İki şey söyleyeceğim. Birincisi tabii ki bir siyaset bilimci olarak CHP gibi köklü bir anamuhalefet partisinde -özellikle son seçimlerde Muharrem İnce’nin yarattığı rüzgar düşünüldüğünde-, negatif anlamda önemli bir süreç yaşandığının farkındayım ve gelişmeleri izliyorum. Bunun böyle yaşanmaması CHP’ye oy ve gönül verenler ve genelde de Türkiye’deki demokrasinin kalitesi açısından çok iyi olabilirdi. Ancak bu noktada hayatı boyunca CHP oy vermemiş kesimlerin, özellikle de sosyalistlerin bu konuya gösterdikleri yoğun ilginin başlıbaşına bir veri değeri taşıdığını düşünüyorum. Kendimi sık sık, “Türkiye sosyalistleri keşke önce kendi evlerinin önünü temizleseler,” “CHP’ye yönelttikleri eleştiri oklarını, kendi siyasal yapılarına da yöneltebilseler” diye düşünürken buluyorum.
Ancak tam da yeni rejim inşa edilirken CHP’nin bu inşaya değil, kendi içine yoğunlaşmasının yol açtığı başka sonuçlarla birlikte, CHP’ye oy veren kesimlerin yaşadığı hayal kırıklığını arttırdığı da bir vaka...

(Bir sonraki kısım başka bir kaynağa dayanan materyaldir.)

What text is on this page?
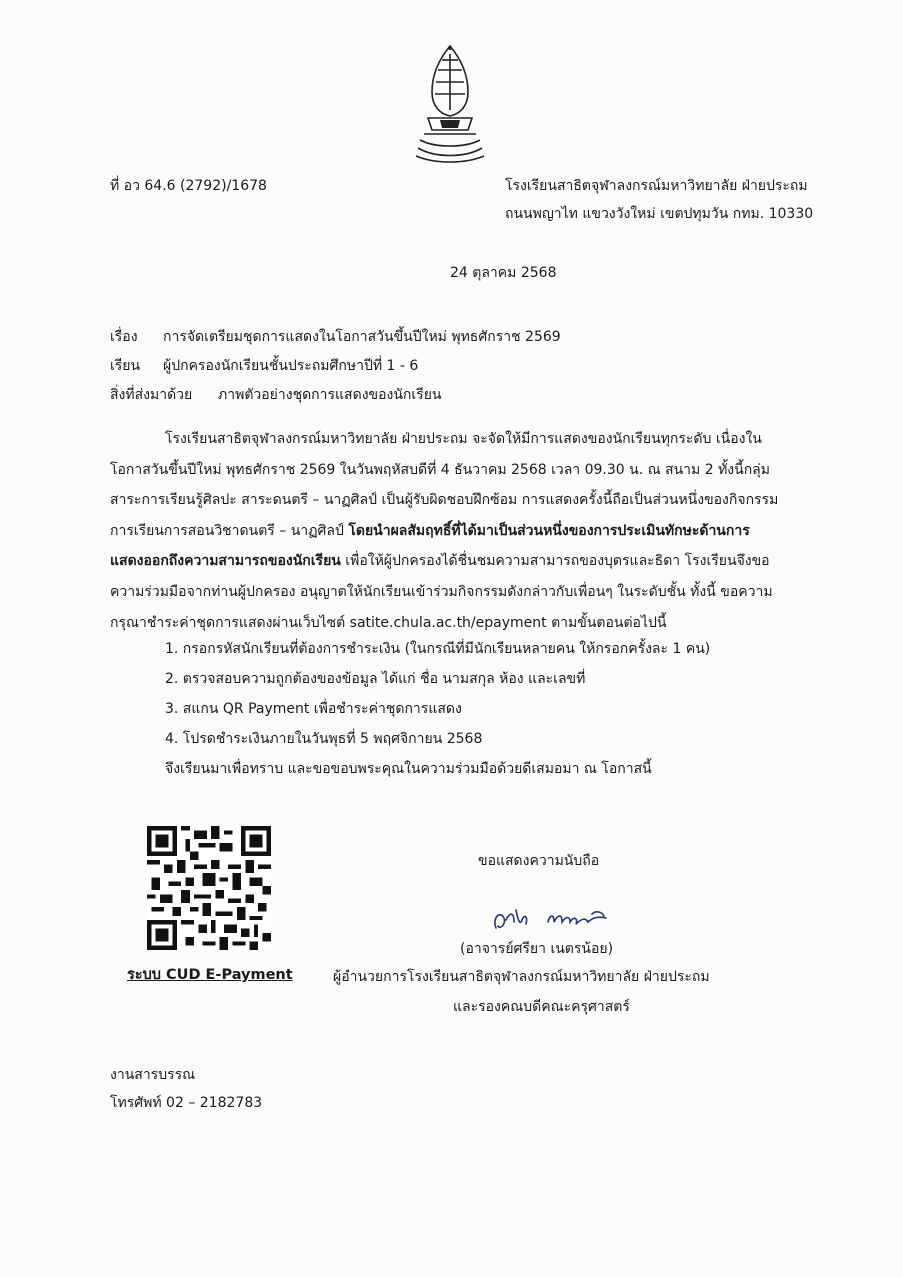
ที่ อว 64.6 (2792)/1678	โรงเรียนสาธิตจุฬาลงกรณ์มหาวิทยาลัย ฝ่ายประถม
ถนนพญาไท แขวงวังใหม่ เขตปทุมวัน กทม. 10330
24 ตุลาคม 2568
เรื่อง การจัดเตรียมชุดการแสดงในโอกาสวันขึ้นปีใหม่ พุทธศักราช 2569
เรียน ผู้ปกครองนักเรียนชั้นประถมศึกษาปีที่ 1 - 6
สิ่งที่ส่งมาด้วย ภาพตัวอย่างชุดการแสดงของนักเรียน
โรงเรียนสาธิตจุฬาลงกรณ์มหาวิทยาลัย ฝ่ายประถม จะจัดให้มีการแสดงของนักเรียนทุกระดับ เนื่องใน
โอกาสวันขึ้นปีใหม่ พุทธศักราช 2569 ในวันพฤหัสบดีที่ 4 ธันวาคม 2568 เวลา 09.30 น. ณ สนาม 2 ทั้งนี้กลุ่ม
สาระการเรียนรู้ศิลปะ สาระดนตรี – นาฏศิลป์ เป็นผู้รับผิดชอบฝึกซ้อม การแสดงครั้งนี้ถือเป็นส่วนหนึ่งของกิจกรรม
การเรียนการสอนวิชาดนตรี – นาฏศิลป์ โดยนำผลสัมฤทธิ์ที่ได้มาเป็นส่วนหนึ่งของการประเมินทักษะด้านการ
แสดงออกถึงความสามารถของนักเรียน เพื่อให้ผู้ปกครองได้ชื่นชมความสามารถของบุตรและธิดา โรงเรียนจึงขอ
ความร่วมมือจากท่านผู้ปกครอง อนุญาตให้นักเรียนเข้าร่วมกิจกรรมดังกล่าวกับเพื่อนๆ ในระดับชั้น ทั้งนี้ ขอความ
กรุณาชำระค่าชุดการแสดงผ่านเว็บไซต์ satite.chula.ac.th/epayment ตามขั้นตอนต่อไปนี้
1. กรอกรหัสนักเรียนที่ต้องการชำระเงิน (ในกรณีที่มีนักเรียนหลายคน ให้กรอกครั้งละ 1 คน)
2. ตรวจสอบความถูกต้องของข้อมูล ได้แก่ ชื่อ นามสกุล ห้อง และเลขที่
3. สแกน QR Payment เพื่อชำระค่าชุดการแสดง
4. โปรดชำระเงินภายในวันพุธที่ 5 พฤศจิกายน 2568
จึงเรียนมาเพื่อทราบ และขอขอบพระคุณในความร่วมมือด้วยดีเสมอมา ณ โอกาสนี้
ระบบ CUD E-Payment
ขอแสดงความนับถือ
(อาจารย์ศรียา เนตรน้อย)
ผู้อำนวยการโรงเรียนสาธิตจุฬาลงกรณ์มหาวิทยาลัย ฝ่ายประถม
และรองคณบดีคณะครุศาสตร์
งานสารบรรณ
โทรศัพท์ 02 – 2182783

Çok doğru. Şunu vurgulamak istiyorum, bugün Türkiye’de derli toplu bir sosyalist örgütlenme, bir muhalefet odağı olsa idi, bu durumun siyasal süreçlerin kalitesini artıracağını ve bu bağlamda örneğin CHP içinde yaşanan olağanüstü kongre sürecindeki savrulmanın da olmayacağını düşünüyorum. Demokratik muhalefetin gelişiminde Türkiye sosyalistlerinin bir deniz feneri rolü var ve bu rolün yerine getirilmesi ancak kendi varlık alanlarını iyi tanımlamaları ile mümkün olacak.
CHP’ye geri dönersek; CHP bir parti olmaktan çok bir koalisyon. Parti bütünlüğü olmayan, değişik öncelikler sırasına göre konjonktürel biçimde yan yana dizilmiş insanlardan, gruplardan oluşan partide, çoktan halledilmiş olması gereken tartışmaların 24 Haziran sonrası moralsiz dönemde yeniden canlandığı görülüyor. CHP’yi de kapsayan bir biçimde 24 Haziran sonrası yapısal dönüşüm sürecinde sonra, Türkiye’de sosyalistlerden sosyal demokratlara, İslamcılardan milliyetçilere kadar siyasal haritanın yeniden şekilleneceğini düşünüyorum. Nitekim İYİ Parti içinde seçim sonrasında çıkan birtakım çatlak sesler, o cenahta da bir yapısal dönüşüm olduğunu gösteriyor. CHP’de seçim sonrasında çıkan bu ayırımın aynı şekilde orada da bir değişimi getireceğini düşünüyorum. HDP’nin büyük bir fedakarlık göstererek meclise getirdiği sosyalistlerin performansı doğrultusunda sosyalist sol içinde de değişiklikler bekliyorum. Türkiye’de 10 yıl sonra siyasal aktör, siyasal parti, siyasal mücadele eksenlerinin ciddi bir dönüşüme uğramış olacağını düşünüyorum. Özellikle tarihsel olarak Türkiye sosyalist mücadelesine kadro vermiş kesim ve kategorilerde yaşanan sosyolojik dönüşüm doğrultusunda yeni sosyalist siyasal aktörün tanımlanması ve harekete geçirilmesinin en yakıcı sorun olduğu düşüncesindeyim.